2005 Cadillac CTS
Cadillac's latest attempt at grabbing a piece of the European- and Japanese-dominated compact sport-luxury market, the CTS wraps in a smaller package most of the electronic systems found in its larger siblings. The OnStar telematics system is standard, and the Stabilitrak stability-enhancement system, one of the least intrusive in the industry, is part of the $1,325 Sport package. The $3,125 DVD navigation-system package includes real-time traffic data and XM satellite radio and has a simple-to-use interface. Mechanically, the CTS combines GM's new front-engine, rear-wheel-drive Sigma chassis with a choice of 2.8- or 3.6-liter twin-cam V-6 engines with variable valve timing or, in the high-performance CTS-V, a 400-horsepower version of the LS6 V-8 found in the Corvette.

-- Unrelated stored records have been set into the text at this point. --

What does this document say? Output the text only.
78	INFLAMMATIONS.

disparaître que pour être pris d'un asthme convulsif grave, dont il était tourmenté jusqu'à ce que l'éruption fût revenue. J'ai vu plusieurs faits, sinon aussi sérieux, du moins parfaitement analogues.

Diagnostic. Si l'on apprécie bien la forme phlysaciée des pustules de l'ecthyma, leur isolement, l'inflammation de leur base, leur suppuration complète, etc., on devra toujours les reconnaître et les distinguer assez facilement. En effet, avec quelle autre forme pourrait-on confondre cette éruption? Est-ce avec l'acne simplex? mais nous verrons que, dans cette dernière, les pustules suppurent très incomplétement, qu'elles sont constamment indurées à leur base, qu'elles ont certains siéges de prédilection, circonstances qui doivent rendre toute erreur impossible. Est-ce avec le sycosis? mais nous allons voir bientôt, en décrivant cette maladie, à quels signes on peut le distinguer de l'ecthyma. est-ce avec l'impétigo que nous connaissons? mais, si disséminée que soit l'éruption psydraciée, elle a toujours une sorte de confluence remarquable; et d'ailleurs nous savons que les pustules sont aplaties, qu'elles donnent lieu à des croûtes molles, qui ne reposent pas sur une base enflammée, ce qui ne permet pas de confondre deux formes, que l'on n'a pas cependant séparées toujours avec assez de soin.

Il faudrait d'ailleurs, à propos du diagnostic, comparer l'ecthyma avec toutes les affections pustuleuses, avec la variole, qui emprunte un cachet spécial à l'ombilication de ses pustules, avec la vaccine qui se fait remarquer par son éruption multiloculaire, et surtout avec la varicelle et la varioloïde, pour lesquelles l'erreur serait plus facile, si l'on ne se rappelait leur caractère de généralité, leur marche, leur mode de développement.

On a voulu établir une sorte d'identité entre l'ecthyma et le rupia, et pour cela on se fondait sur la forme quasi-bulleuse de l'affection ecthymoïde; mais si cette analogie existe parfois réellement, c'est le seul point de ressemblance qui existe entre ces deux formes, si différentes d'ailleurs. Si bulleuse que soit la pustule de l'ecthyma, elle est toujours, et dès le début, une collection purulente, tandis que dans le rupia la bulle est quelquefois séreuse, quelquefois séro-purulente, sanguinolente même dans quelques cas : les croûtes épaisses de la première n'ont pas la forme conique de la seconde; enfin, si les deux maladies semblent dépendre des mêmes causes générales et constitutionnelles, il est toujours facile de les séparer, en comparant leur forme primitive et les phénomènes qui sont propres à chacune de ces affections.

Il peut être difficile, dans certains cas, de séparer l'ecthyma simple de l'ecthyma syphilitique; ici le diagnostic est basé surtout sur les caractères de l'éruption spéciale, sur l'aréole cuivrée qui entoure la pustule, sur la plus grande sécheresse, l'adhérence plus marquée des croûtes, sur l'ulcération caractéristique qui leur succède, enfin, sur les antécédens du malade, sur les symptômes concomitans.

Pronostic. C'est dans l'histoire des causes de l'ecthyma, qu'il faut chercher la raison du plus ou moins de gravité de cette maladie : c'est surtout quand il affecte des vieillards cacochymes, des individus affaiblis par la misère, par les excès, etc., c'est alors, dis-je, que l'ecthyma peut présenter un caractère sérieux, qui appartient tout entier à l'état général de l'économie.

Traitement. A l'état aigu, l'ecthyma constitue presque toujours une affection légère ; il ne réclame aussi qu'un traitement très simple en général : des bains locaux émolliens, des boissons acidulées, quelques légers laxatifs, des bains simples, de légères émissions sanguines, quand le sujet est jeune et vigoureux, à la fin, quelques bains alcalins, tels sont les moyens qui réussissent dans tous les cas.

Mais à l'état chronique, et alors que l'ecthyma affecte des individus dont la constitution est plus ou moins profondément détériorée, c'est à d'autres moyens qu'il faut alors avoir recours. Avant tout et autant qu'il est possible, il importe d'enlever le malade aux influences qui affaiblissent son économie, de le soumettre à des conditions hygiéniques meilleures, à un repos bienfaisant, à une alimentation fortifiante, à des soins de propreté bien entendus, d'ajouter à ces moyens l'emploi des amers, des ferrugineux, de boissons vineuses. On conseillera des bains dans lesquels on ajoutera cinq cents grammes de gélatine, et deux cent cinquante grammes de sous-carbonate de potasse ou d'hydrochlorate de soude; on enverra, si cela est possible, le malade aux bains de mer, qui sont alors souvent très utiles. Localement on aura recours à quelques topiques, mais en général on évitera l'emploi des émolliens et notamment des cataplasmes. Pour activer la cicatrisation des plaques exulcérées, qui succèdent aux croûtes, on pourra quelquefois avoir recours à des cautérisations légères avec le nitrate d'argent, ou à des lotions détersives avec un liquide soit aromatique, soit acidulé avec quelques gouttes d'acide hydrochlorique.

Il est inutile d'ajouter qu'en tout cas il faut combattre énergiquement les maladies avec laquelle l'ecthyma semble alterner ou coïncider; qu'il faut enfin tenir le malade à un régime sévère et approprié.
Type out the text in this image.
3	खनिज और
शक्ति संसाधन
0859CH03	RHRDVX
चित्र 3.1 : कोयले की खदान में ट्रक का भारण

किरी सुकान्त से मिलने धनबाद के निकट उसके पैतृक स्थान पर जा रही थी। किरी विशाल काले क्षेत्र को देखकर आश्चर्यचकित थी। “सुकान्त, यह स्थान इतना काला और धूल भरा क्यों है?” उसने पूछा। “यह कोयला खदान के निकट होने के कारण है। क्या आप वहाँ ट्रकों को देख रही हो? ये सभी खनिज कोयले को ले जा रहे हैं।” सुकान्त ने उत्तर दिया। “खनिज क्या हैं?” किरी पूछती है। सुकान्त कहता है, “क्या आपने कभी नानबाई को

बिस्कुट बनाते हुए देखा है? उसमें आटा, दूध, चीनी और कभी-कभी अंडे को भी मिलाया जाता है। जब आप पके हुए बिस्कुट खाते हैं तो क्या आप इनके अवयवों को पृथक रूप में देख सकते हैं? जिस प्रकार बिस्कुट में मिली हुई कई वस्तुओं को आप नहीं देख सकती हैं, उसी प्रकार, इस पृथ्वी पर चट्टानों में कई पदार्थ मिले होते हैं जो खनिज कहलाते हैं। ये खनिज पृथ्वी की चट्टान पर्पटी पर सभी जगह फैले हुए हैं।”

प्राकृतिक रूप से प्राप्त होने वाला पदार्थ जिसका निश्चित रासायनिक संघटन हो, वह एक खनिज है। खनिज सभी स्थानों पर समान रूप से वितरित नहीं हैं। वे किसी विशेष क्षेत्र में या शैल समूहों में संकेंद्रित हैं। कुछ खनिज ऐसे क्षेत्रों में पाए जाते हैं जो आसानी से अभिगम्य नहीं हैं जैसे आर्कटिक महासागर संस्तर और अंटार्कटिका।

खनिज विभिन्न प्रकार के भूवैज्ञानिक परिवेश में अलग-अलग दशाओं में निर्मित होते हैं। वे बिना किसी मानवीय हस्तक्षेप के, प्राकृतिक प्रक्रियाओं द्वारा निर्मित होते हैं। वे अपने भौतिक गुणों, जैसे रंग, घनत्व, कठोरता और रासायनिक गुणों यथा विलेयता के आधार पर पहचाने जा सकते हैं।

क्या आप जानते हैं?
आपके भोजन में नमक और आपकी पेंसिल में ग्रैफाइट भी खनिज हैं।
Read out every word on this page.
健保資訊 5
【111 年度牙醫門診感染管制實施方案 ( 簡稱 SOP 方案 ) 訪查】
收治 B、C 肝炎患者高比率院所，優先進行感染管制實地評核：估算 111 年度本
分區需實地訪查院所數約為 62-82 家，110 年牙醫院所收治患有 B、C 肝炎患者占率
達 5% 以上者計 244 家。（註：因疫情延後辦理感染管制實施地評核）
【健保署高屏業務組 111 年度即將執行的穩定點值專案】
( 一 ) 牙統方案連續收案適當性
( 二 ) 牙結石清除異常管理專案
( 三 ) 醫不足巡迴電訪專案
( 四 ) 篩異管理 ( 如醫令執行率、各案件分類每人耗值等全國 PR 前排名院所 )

With the exception of the optional systems mentioned previously, CTS technology is more oriented toward driving than gadgets, as highlighted by the usual contemporary engine-management electronics and the ultra-high-strength steel welded into the chassis structure. RDS radio and DSP are available with only the optional Bose audio system. There is no backup camera or any form of cell phone integration. DVD movies can be played in the navigation DVD player, but you must first remove the navigation disc and put the car in neutral (manual) or park (automatic).
Angles and curves
Onlooker reaction to the 2005 Cadillac CTS's angular stealth-fighter exterior styling is of the love-it-or-hate-it variety, but the car definitely gets noticed. Inside, the center console looks somewhat like a PC tower case of the curvy variety designed to fit in at home--but it is functional. The LCD screen for XM radio and the DVD navigation system dominates that interesting piece of styling, and Cadillac thankfully has not overcomplicated the user interface. Audio, navigation, and traffic modes are controlled by two rotary push buttons at the bottom, hard-coded buttons on the left side, and context-sensitive buttons to the right of the screen. Everything is either well marked or very logical, and using the system doesn't require intense study of the owner's manual.
Hard-coded buttons on the left make it easy to call up functions on the LCD, while context-sensitive buttons on the right allow for more flexible controls.
The map display can be viewed in North Up, Heading Up, or Bird's-Eye views. Although you can beam address-book information into the car's contact database from a handheld or a cell phone via infrared, you can't directly feed these addresses into the car's navigation system--a disturbing oversight. Voice-recognition technology allows a voice-activated command interface for most audio and navigation functions. Volume and channel switching can also be controlled from the steering wheel; the rotary volume control is particularly useful.
The front seats, similar to those found in larger Cadillacs, are power adjustable and relatively flat for easy access, with adequate bolstering for performance driving. The front shoulder straps anchor directly to the seats. The rear seats have more room than those of most competitors. A pass-through is standard, with a split-folding feature optional. Unfortunately, although the navigation and audio systems get high marks for design, the same can't be said of the textured plastic used for most interior panels. It looks and feels cheap, not like anything that should be in a Cadillac.
Earning a place in its class
Our test car had the 3.6-liter V-6, an aluminum-alloy twin-cam, 24-valve unit with variable valve timing. Mated to a six-speed Aisin manual transmission, it's rated at 255 horsepower at 6,200rpm, with 252 pound-feet of torque at 3,200rpm. The available automatic is a five-speed, comparable to the automatics in competitive cars. Sound like a recipe for performance? Indeed, but like many modern high-revving engines, this one is merely adequate at low revs. It gets happier as it revs higher, with a strong midrange and high end.
Although you can beam in addresses from your PDA, they are not integrated with the navigation system's route guidance.
The standard-equipment six-speed gearbox is a good match for the engine, although we weren't impressed with the shift linkage. We got 21mpg on average, driving mostly moderately and with a good mix of city and highway miles--competitive with most other cars in this class. Like the engine, the suspension gets happier as it gets pushed harder. Even with the firmer springs and shocks of the Sport package, ride comfort is very good in normal operation. Ride it harder in the corners, and the 2005 Cadillac CTS digs in, with enthusiasm. It's very comparable to the best from the German and Japanese competition.
Like most modern luxury cars, the Cadillac CTS has standard dual-stage front, front-side, and side-curtain airbags. Cadillac includes OnStar with a free one-year subscription to the Safe and Sound feature package. Xenon High Intensity Discharge headlights are available. The Stabilitrak 2.0 stability-enhancement system comes as part of the Sport package. With relatively transparent operation, it controls understeer or oversteer by gentle application of one or more individual brakes and gently decreases engine power if it deems that is necessary. It can be disengaged for high-performance driving. Strong brakes are a necessary match for a strong engine, and the Cadillac CTS scores high with four-wheel vented discs with standard antilock and traction control. The CTS is covered by a four-year/50,000-mile warranty.